Verschil tussen concentratie en oplosbaarheid

Concentratie versus oplosbaarheid

Concentratie

Concentratie is een belangrijk en veel voorkomend fenomeen in de chemie. Dit wordt gebruikt om kwantitatieve metingen van een stof aan te geven. Als u de hoeveelheid koperionen in een oplossing wilt bepalen, kan deze worden gegeven als concentratiemeting. Bijna alle chemische berekeningen gebruiken concentratiemetingen om conclusies te trekken over het mengsel. Om de concentratie te bepalen, moeten we een combinatie van componenten hebben. Om de concentratie van elke component te berekenen, moeten de relatieve hoeveelheden opgelost in de oplossing bekend zijn.

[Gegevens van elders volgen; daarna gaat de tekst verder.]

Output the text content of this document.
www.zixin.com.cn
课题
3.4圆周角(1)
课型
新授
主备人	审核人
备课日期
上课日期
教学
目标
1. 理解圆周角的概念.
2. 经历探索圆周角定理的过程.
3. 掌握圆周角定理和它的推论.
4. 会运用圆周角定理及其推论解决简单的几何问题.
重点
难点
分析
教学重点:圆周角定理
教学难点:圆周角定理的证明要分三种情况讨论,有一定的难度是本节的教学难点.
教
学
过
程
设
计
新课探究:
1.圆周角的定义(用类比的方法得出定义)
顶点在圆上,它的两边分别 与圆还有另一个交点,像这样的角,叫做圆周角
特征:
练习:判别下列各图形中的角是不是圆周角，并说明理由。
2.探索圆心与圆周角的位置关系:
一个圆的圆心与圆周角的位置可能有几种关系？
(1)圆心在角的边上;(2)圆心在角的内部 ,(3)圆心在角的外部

Er zijn weinig methoden om de concentratie te meten. Ze zijn massaconcentratie, getalsconcentratie, molaire concentratie en volumeconcentratie. Al deze maten zijn verhoudingen waarbij de teller de hoeveelheid van de opgeloste stof weergeeft en de noemer de hoeveelheid oplosmiddel vertegenwoordigt. Bij al deze methoden is de manier om de opgeloste stof weer te geven anders. De noemer is echter altijd het volume van het oplosmiddel. In massaconcentratie wordt de massa van de opgeloste opgeloste stof in één liter van het oplosmiddel gegeven. Evenzo worden in aantal concentratie, aantal opgeloste stoffen en, in molaire concentratie, mol opgeloste stof gegeven. Verder wordt volume-concentratievolume van de opgeloste stof gegeven. Anders dan deze kunnen concentraties worden gegeven als molfracties waarbij de molen van de opgeloste stof worden gegeven in verhouding tot de totale hoeveelheid stoffen in het mengsel. Op dezelfde manier kan de molverhouding, massafractie, massaverhouding worden gebruikt om concentratie aan te geven. Het kan ook worden aangegeven als percentagewaarden. Afhankelijk van de behoefte, moet een geschikte methode worden geselecteerd om de concentratie aan te geven. De conversie tussen deze eenheden moet echter bekend zijn bij studenten scheikunde om met hen samen te werken.

oplosbaarheid

Oplosmiddel is een stof met oplosvermogen en kan dus een andere stof oplossen. Oplosmiddelen kunnen vloeibaar, gasvormig of vast zijn. Solute is een stof die oplosbaar is in een oplosmiddel om een ​​oplossing te vormen. Opgeloste stoffen kunnen zich in vloeibare, gasvormige of vaste fase bevinden. Oplosbaarheid is dus het vermogen van een opgeloste stof om op te lossen in een oplosmiddel. De mate van oplosbaarheid hangt af van verschillende factoren zoals het type oplosmiddel en opgeloste stof, temperatuur, druk, roersnelheid, verzadigingsniveau van de oplossing, enz. Stoffen zijn alleen in elkaar oplosbaar als ze hetzelfde zijn ("likes dissolve likes"). Polaire stoffen zijn bijvoorbeeld oplosbaar in polaire oplosmiddelen, maar niet in niet-polaire oplosmiddelen. Suiker moleculen hebben zwakke intermoleculaire interacties tussen hen. Wanneer opgelost in water, zullen deze interacties breken en zullen moleculen worden gescheiden. Bondbreuken hebben energie nodig. Deze energie zal worden geleverd door de vorming van waterstofbruggen met watermoleculen. Vanwege dit proces is suiker goed oplosbaar in water. Evenzo, wanneer een zout zoals natriumchloride in water oplost, komen de natrium- en chloride-ionen vrij en zullen ze een interactie aangaan met polaire watermoleculen. De conclusie die we kunnen trekken uit de bovenstaande twee voorbeelden is dat de opgeloste stoffen hun elementaire deeltjes zullen geven bij het oplossen in een oplosmiddel. Wanneer een stof voor het eerst aan een oplosmiddel wordt toegevoegd, lost deze eerst snel op. Na enige tijd constateert een omkeerbare reactie en neemt de oplossnelheid af. Zodra de oplossnelheid en de precipitatiesnelheid gelijk zijn, wordt gezegd dat de oplossing een oplosbaarheidsevenwicht heeft. Dit type oplossing staat bekend als een verzadigde oplossing.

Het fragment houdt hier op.